The 2013 Spartan World Championships in Vermont was another extremely memorable event for Juan. He credits his efforts to finishing Wintergreen that same year to his ability to finish in Vermont. He remembers his pace being a few hours ahead of schedule than Wintergreen, but he hadn’t taken the extra mileage into consideration. He was nowhere near prepared for the adventure of Vermont. The morning of the race he had only eaten a granola bar with plans to eat a large meal after the race…10 hours later; Juan was still on the course. Nightfall had set in and headlamps were required to finish. Just as he began begging a volunteer to allow him to finish the course with no headlamp, a group of runners came by that had lights. The volunteer allowed him to go on if he promised to stay with that group. The motivation of finishing, not getting lost in the woods alone, and wanting a real meal forced him to find his inner strength and finish.

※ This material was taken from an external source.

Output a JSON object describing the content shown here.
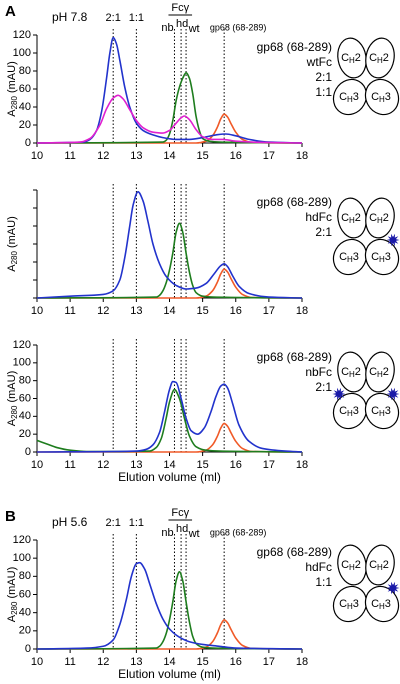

Both of those experiences were a huge eye opener for Juan. He knew that if he wanted to continue in the sport of obstacle racing he could no longer just “wing it”. He had to train, he had to prepare, and he had to do it with a purpose. Coming that close to not finishing two events with a DNF motivated him to get his physical endurance where it needed to be…he has never DNF’d and never plans to.
HATERS GONNA HATE
Juan cannot contribute his success to just one source. He stays motivated by watching years of success of his friends and their weight loss journeys. They have helped him believe that he is capable of anything. The friends and family that have supported him over the years have played a crucial role in his success and continue to drive him even when he thinks he can’t take another step. He even contributes his success to the doubters and haters who he has encountered throughout his journey. Proving them wrong continues to put a smile on his face. Good, bad, or indifferent, Juan knows that every experience has helped motivate him to push harder and prove people wrong. Even though he doesn’t have a “runner’s physique”, he can still accomplish his goals.
More so, social media has played a huge role in his success. The friends and motivation he has found through Instagram and Facebook has helped inspire his journey. Using social media for accountability has helped him not only grow his followers, but also to realize that his journey motivates others. He wants to push himself to the point of being able to start on the same line as the elites he looks up to and admires. OCR has truly become a passion for Juan and it fuels his lifestyle to become better every year.
CURRENT WORKOUT PLAN
Juan’s current work out regiment includes Beach Body programs. He managed to lose 15 pounds last year with one round of T-25. Currently, he is doing Insanity Max 30 during the week and saves the weekends for long runs. His biggest opportunity is his cardio stamina for races. He usually only lifts weights at the gym a few times a week. However, he is looking to up his weight lifting in order to conquer the difficulty of races on his schedule. Juan’s starting weight was 280 pounds and a size 44 pant. His current weight is 210 pounds and a size 34/36 pant.